Cairn drilled eight wells in two years through the end of 2011 in an unsuccessful attempt to find recoverable oil and gas reserves off Greenland. Shell, Exxon Mobil Corp. (XOM:US), Chevron Corp. and Statoil ASA (STL) also hold licenses to drill off the Greenland coast.
The sea ice melts every summer before freezing again in September. The NSIDC uses a five-day average ice extent to iron out day-to-day anomalies. When more dark ocean is exposed, it absorbs more of the sun’s heat unlike the reflective ice, increasing the warming effect in a so-called feedback loop.
The increasing melt may be a harbinger of greater changes such as the release of methane compounds from frozen soils that could exacerbate warming, and a thaw of the Greenland ice sheet, which would contribute to rising sea levels, NASA’s top climate scientist, James Hansen, said in an e-mail interview.
“Our greatest concern is that loss of Arctic sea ice creates a grave threat of passing two other tipping points -- the potential instability of the Greenland ice sheet and methane hydrates,” Hansen said. “These latter two tipping points would have consequences that are practically irreversible on time scales of relevance to humanity.”
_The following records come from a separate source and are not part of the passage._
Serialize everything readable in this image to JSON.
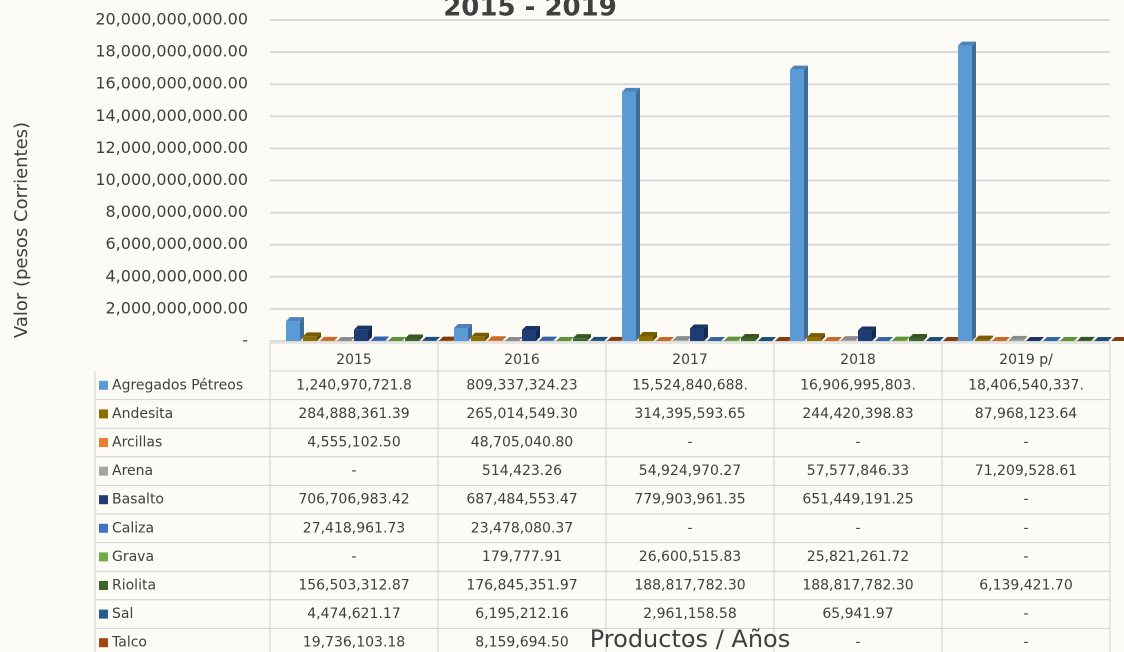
{
  "chart_data": {
    "type": "bar",
    "title": "2015 - 2019",
    "y_label": "Valor (pesos Corrientes)",
    "x_label": "Productos / Años",
    "categories": [
      "2015",
      "2016",
      "2017",
      "2018",
      "2019 p/"
    ],
    "ylim": [
      0,
      20000000000
    ],
    "yticks": [
      {
        "value": 0,
        "label": "-"
      },
      {
        "value": 2000000000,
        "label": "2,000,000,000.00"
      },
      {
        "value": 4000000000,
        "label": "4,000,000,000.00"
      },
      {
        "value": 6000000000,
        "label": "6,000,000,000.00"
      },
      {
        "value": 8000000000,
        "label": "8,000,000,000.00"
      },
      {
        "value": 10000000000,
        "label": "10,000,000,000.00"
      },
      {
        "value": 12000000000,
        "label": "12,000,000,000.00"
      },
      {
        "value": 14000000000,
        "label": "14,000,000,000.00"
      },
      {
        "value": 16000000000,
        "label": "16,000,000,000.00"
      },
      {
        "value": 18000000000,
        "label": "18,000,000,000.00"
      },
      {
        "value": 20000000000,
        "label": "20,000,000,000.00"
      }
    ],
    "grid": true,
    "series": [
      {
        "name": "Agregados Pétreos",
        "color": "#5b9bd5",
        "values": [
          1240970721.8,
          809337324.23,
          15524840688,
          16906995803,
          18406540337
        ],
        "value_labels": [
          "1,240,970,721.8",
          "809,337,324.23",
          "15,524,840,688.",
          "16,906,995,803.",
          "18,406,540,337."
        ]
      },
      {
        "name": "Andesita",
        "color": "#8c6d00",
        "values": [
          284888361.39,
          265014549.3,
          314395593.65,
          244420398.83,
          87968123.64
        ],
        "value_labels": [
          "284,888,361.39",
          "265,014,549.30",
          "314,395,593.65",
          "244,420,398.83",
          "87,968,123.64"
        ]
      },
      {
        "name": "Arcillas",
        "color": "#ed7d31",
        "values": [
          4555102.5,
          48705040.8,
          0,
          0,
          0
        ],
        "value_labels": [
          "4,555,102.50",
          "48,705,040.80",
          "-",
          "-",
          "-"
        ]
      },
      {
        "name": "Arena",
        "color": "#a5a5a5",
        "values": [
          0,
          514423.26,
          54924970.27,
          57577846.33,
          71209528.61
        ],
        "value_labels": [
          "-",
          "514,423.26",
          "54,924,970.27",
          "57,577,846.33",
          "71,209,528.61"
        ]
      },
      {
        "name": "Basalto",
        "color": "#1f3c74",
        "values": [
          706706983.42,
          687484553.47,
          779903961.35,
          651449191.25,
          0
        ],
        "value_labels": [
          "706,706,983.42",
          "687,484,553.47",
          "779,903,961.35",
          "651,449,191.25",
          "-"
        ]
      },
      {
        "name": "Caliza",
        "color": "#3d74c4",
        "values": [
          27418961.73,
          23478080.37,
          0,
          0,
          0
        ],
        "value_labels": [
          "27,418,961.73",
          "23,478,080.37",
          "-",
          "-",
          "-"
        ]
      },
      {
        "name": "Grava",
        "color": "#70ad47",
        "values": [
          0,
          179777.91,
          26600515.83,
          25821261.72,
          0
        ],
        "value_labels": [
          "-",
          "179,777.91",
          "26,600,515.83",
          "25,821,261.72",
          "-"
        ]
      },
      {
        "name": "Riolita",
        "color": "#3f6628",
        "values": [
          156503312.87,
          176845351.97,
          188817782.3,
          188817782.3,
          6139421.7
        ],
        "value_labels": [
          "156,503,312.87",
          "176,845,351.97",
          "188,817,782.30",
          "188,817,782.30",
          "6,139,421.70"
        ]
      },
      {
        "name": "Sal",
        "color": "#255e91",
        "values": [
          4474621.17,
          6195212.16,
          2961158.58,
          65941.97,
          0
        ],
        "value_labels": [
          "4,474,621.17",
          "6,195,212.16",
          "2,961,158.58",
          "65,941.97",
          "-"
        ]
      },
      {
        "name": "Talco",
        "color": "#9e480e",
        "values": [
          19736103.18,
          8159694.5,
          0,
          0,
          0
        ],
        "value_labels": [
          "19,736,103.18",
          "8,159,694.50",
          "-",
          "-",
          "-"
        ]
      }
    ]
  }
}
The United Nations estimates the Greenland ice sheet contains enough water to raise global sea levels by about seven meters (23 feet), though melting would take thousands of years.
Measurements from three satellites showed surface melt across 97 percent of Greenland’s ice sheet on July 12, the largest area in more than 30 years of observations, according to NASA. Like the sea ice, Greenland’s ice cap has an annual cycle of surface thawing and then re-freezing. Also last month, Greenland’s Petermann Glacier shed an iceberg about twice the size of Manhattan.
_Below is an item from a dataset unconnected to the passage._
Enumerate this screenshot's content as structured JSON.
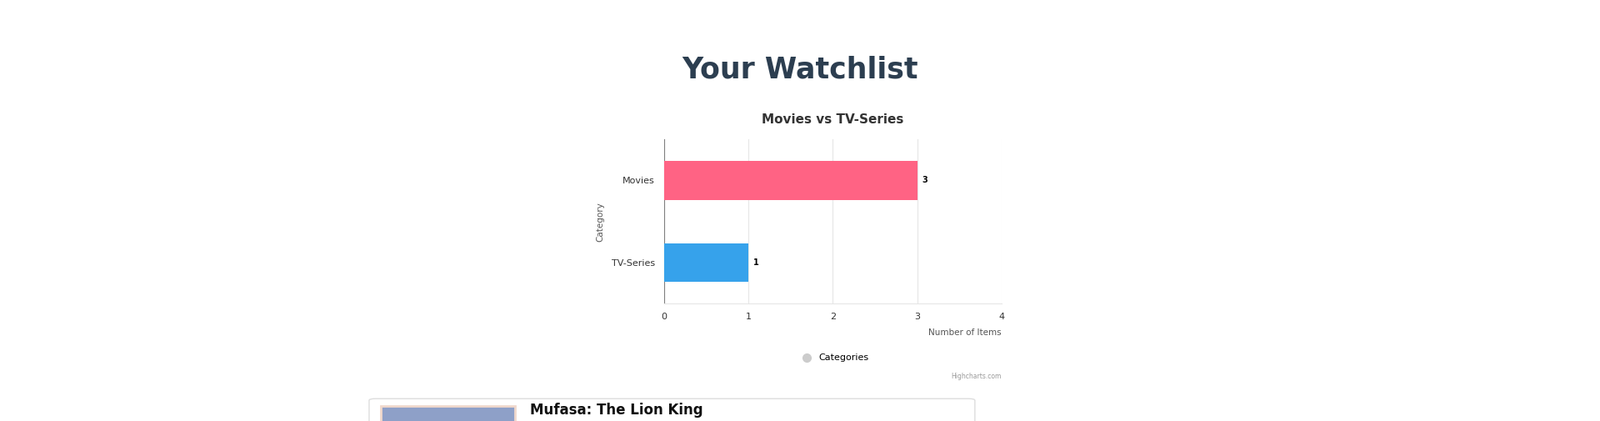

The lowest sea ice extent in a satellite record that goes back to 1979 was 4.17 million square kilometers, registered in September 2007. That compares with an average annual minimum area of 6.29 million square kilometers from 1979 to 2010. This year’s melt has been fueled by Arctic temperatures 2 degrees Celsius (3.6 degrees Fahrenheit) to 3 degrees Celsius warmer than in a typical year from June through mid-August, said Meier.
While the area of ocean covered by the sea ice is easier to gauge, researchers also take an interest in the thickness of the ice. Older ice that hasn’t melted from one year to the next tends to be more than three meters thick, while single-year ice is thinner and easier to melt.
“Now that we’re getting into the guts of how quickly the sea ice will go, it’s important to know the thickness,” said Pen Hadow, who in 2003 became the first person to trek solo and unassisted to the North Pole. “It’s become much more of a volume issue: area times thickness.”
Hadow in February plans to begin a 120-day traverse of the Arctic Ocean from Russia to Canada during which he’ll measure the thickness of the ice and make observations about ice ridges that form where ice floes crash together. The data he gathers will be used by scientists at the Centre for Polar Observation and Modelling in London who are also analyzing ice thickness data from the European Space Agency’s CryoSat-2 satellite.
“In some areas of the Arctic sea-ice, up to 40 percent of the volume is held in narrow vertical ridges where ice floes have crashed together,” Hadow said in a telephone interview. “Knowing how many ridges there are and knowing their height is increasingly interesting as we ever refine our models.”
Those models need updating. According to Meier, the computer models used in 2007 by the United Nations Intergovernmental Panel on Climate Change indicated the possibility of ice-free summers in the Arctic Ocean by 2100. Now, that may occur as early as 2030, a date earlier than predicted even by newer computer models, he said.
“It’s the most drastic change in the earth’s surface due to climate change,” said Meier. “It used to get to around 7 million square kilometers into the early 1990s. Now we’ve had just one year above 5 million in the last six years. That’s 30 percent below where we used to be.”